Conte de Noël: Mais où sont les tonneliers d'antan?

 

Savez-vous qui est Louis Barthas ?

C’est quelqu’un de très connu dans le Grand Sud-ouest.

Louis Barthas était tonnelier, durant les années vingt-trente, dans le village de Peyriac-Minervois. Un maître dans son art, virtuose de l’herminette et du maillet, que l’on savait être un rescapé de la Grande-guerre. Un sage, un modèle.

Après sa mort, sa famille exhiba de la poussière du grenier une série de carnets aux feuillets couverts d’une écriture appliquée, studieuse, comme on en trouvait autrefois dans les rédactions du Certificat d’études primaires.

Jour après jour, heure après heure, Louis Barthas a noté, a décrit son calvaire et celui de ses copains dans les tranchées. La misère et la mort à l’état pur.
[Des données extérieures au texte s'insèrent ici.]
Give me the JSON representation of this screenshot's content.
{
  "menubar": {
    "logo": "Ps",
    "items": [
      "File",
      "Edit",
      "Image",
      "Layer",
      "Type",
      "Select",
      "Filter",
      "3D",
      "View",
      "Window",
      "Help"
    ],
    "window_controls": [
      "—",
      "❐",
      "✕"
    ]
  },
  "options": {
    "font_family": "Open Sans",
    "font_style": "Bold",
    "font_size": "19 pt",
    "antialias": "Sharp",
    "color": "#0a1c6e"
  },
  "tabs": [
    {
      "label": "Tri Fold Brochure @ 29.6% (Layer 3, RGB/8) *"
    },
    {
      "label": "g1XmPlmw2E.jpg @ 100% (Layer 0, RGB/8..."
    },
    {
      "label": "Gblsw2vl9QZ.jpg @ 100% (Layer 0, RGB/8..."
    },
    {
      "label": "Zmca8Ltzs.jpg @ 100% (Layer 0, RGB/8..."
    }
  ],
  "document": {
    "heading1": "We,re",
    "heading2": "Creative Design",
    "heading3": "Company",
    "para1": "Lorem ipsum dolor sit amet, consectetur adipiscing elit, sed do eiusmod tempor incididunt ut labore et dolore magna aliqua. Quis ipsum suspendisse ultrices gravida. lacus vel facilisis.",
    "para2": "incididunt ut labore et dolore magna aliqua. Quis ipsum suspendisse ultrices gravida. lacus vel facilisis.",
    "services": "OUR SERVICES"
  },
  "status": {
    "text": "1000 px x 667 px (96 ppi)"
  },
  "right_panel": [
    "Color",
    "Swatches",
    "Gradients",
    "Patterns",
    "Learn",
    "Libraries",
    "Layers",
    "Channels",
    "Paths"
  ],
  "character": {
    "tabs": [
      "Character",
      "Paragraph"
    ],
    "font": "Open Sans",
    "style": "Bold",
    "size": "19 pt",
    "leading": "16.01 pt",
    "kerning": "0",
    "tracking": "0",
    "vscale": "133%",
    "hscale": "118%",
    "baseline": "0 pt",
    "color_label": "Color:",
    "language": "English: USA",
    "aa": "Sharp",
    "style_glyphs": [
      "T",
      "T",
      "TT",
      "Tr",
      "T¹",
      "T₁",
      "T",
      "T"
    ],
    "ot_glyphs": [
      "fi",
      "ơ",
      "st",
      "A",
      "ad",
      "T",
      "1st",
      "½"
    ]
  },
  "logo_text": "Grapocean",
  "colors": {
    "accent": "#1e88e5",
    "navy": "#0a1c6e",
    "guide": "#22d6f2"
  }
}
Ce n’est pas du Victor Hugo, mais le style est alerte, varié, sans emphase, et il relève d’une pensée noble et d’une indéniable hauteur de vue. C’est un témoignage de grande tenue que beaucoup de nos concitoyens devraient lire.

Impressionnée, la FAOL (Fédération Audoise des Œuvres Laïques) décide de publier ces textes : Les Carnets de guerre de Louis Barthas. (En vente dans toutes les bonnes librairies et sur Internet).

La nuit de Noël de 1914 est là sous les étoiles. Le silence est total. Soudain, d’une tranchée à l’autre, des voix inconnues s’appellent, timidement d’abord, puis, au fur et à mesure de manière plus libre. Soldats français, anglais, allemands, se parlent du seul langage qu’ils peuvent comprendre cette nuit-là, le langage du cœur. Soudain, n’y tenant plus, ils s’élancent de leur trous à rats pour s’embrasser, se congratuler, s’offrir de menus cadeaux, goûter un instant d’humanité. Un crime absolu pour l’état-major !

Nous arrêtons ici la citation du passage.